Strong sounds good. And it is, in many regards.
“[M]any people view the dollar as a bit of a proxy for how the U.S. is performing overall, including the new administration,” says Franklin Allen, finance and economics professor at Wharton Business School. Too much appreciation, though, can dampen U.S. economic growth, the article adds.
Bottom line — it depends on your perspective. The dollar’s value can make you a winner or a loser, depending on how you earn — and spend — your money.

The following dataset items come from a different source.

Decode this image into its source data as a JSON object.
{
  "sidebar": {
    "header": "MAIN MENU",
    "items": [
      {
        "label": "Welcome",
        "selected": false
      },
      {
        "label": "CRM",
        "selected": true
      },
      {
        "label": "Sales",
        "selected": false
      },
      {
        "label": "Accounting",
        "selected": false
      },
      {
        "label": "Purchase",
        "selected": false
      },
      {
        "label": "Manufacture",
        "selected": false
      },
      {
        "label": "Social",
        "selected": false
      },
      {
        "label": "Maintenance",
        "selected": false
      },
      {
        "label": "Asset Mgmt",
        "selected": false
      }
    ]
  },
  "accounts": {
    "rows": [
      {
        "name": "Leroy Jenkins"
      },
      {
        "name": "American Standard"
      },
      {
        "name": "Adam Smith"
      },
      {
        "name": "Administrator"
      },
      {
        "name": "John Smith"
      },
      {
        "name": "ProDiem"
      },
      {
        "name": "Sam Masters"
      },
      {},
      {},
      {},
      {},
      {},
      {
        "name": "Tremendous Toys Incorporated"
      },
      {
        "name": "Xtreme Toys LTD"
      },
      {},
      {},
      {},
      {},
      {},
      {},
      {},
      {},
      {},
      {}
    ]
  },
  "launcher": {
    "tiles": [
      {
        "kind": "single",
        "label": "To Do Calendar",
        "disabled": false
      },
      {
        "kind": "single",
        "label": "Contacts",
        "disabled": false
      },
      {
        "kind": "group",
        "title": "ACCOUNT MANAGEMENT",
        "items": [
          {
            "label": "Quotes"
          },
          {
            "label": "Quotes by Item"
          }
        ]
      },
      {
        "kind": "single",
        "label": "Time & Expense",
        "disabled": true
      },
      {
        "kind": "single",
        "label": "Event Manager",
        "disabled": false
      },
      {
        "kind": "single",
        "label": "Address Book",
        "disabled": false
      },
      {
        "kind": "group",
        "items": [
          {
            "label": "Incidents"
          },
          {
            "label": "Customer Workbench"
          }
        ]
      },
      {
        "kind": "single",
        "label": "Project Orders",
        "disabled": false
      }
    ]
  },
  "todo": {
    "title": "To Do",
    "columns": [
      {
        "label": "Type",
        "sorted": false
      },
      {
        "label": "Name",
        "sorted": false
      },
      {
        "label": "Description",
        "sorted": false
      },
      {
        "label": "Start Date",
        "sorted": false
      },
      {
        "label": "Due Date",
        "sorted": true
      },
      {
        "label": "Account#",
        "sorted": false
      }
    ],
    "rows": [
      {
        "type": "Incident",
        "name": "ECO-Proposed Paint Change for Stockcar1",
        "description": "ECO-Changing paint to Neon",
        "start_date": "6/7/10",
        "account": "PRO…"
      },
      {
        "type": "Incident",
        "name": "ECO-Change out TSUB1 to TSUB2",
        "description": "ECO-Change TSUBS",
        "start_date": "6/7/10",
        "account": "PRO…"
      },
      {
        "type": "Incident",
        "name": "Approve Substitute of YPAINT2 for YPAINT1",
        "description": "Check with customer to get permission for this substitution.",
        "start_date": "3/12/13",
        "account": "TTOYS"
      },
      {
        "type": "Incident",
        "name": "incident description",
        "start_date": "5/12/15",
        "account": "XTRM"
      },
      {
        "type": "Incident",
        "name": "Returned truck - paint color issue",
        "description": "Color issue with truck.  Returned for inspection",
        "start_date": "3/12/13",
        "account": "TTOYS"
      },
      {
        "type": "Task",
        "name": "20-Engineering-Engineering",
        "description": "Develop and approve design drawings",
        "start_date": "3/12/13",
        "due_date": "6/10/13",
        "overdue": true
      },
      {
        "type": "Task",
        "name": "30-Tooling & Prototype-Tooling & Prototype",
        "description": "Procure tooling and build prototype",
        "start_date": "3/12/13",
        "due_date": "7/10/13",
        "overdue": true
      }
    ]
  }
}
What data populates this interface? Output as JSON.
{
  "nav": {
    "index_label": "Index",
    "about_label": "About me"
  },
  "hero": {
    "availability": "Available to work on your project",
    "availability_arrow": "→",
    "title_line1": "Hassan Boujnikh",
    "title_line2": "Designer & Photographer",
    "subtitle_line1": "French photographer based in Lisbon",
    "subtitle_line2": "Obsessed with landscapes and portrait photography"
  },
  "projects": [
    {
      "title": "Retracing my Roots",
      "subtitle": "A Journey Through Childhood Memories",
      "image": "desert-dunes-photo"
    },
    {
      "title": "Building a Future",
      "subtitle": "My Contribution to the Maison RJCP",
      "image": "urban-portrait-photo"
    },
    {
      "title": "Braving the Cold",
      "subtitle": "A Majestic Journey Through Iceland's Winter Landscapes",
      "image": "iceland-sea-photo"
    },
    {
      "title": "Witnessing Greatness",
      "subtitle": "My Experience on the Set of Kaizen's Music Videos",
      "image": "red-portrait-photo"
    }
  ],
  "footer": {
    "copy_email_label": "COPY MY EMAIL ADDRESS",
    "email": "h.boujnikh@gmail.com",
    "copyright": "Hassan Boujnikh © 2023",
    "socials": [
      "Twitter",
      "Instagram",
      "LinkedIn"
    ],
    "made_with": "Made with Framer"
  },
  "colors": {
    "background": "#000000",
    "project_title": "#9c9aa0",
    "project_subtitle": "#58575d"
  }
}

For example, the strong dollar is good for:
1. American consumers
For better or worse, cheap imported consumer goods have become an underpinning of the American economy. Being able to buy inexpensive goods made overseas — clothes, furniture, bedding, food and cars, to name a few examples — leaves us more money to spend on other things in our budgets. If the dollar weakens, you can expect the cost of all these imports to rise.
2. U.S. travelers abroad
Basically, importers (all retailers) and Americans who travel abroad benefit from a strong dollar.
3. The U.S. economy
“If you want to improve living standards for most Americans, a strong dollar is better,” writes Matthew Yglesias at Vox.
Cheap imports allow Americans to feel more affluent.
Also, some economists and investors say that a strong dollar encourages investment in high-quality U.S. bonds, which also helps boost the American economy.
4. Foreign companies doing business in the United States
Multinational companies also profit from a stronger dollar, as do their investors. That’s because their revenues from U.S. sales are earned in dollars. For example, according to Investopedia, “German pharmaceutical company Bayer has reported that each 1 percent appreciation of the dollar against the euro increases net sales by 260 million euros.”
Weak dollar winners
1. American manufacturers
Trump — in his concern about the strong dollar — is most likely thinking like American manufacturers, who make goods for the export market and suffer in a strong-dollar climate. According to Investopedia:
Domestic companies that do a lot of business abroad will be hurt. Companies that are based in the United States but conduct a large portion of their business around the globe will suffer as the income they earn from foreign sales decrease in value on their balance sheets. Investors in such companies are also likely to see a negative impact.
The cost of producing products made in the United States is paid in dollars, making them more expensive. What’s more, buyers abroad may hesitate to buy them with their cheaper currencies.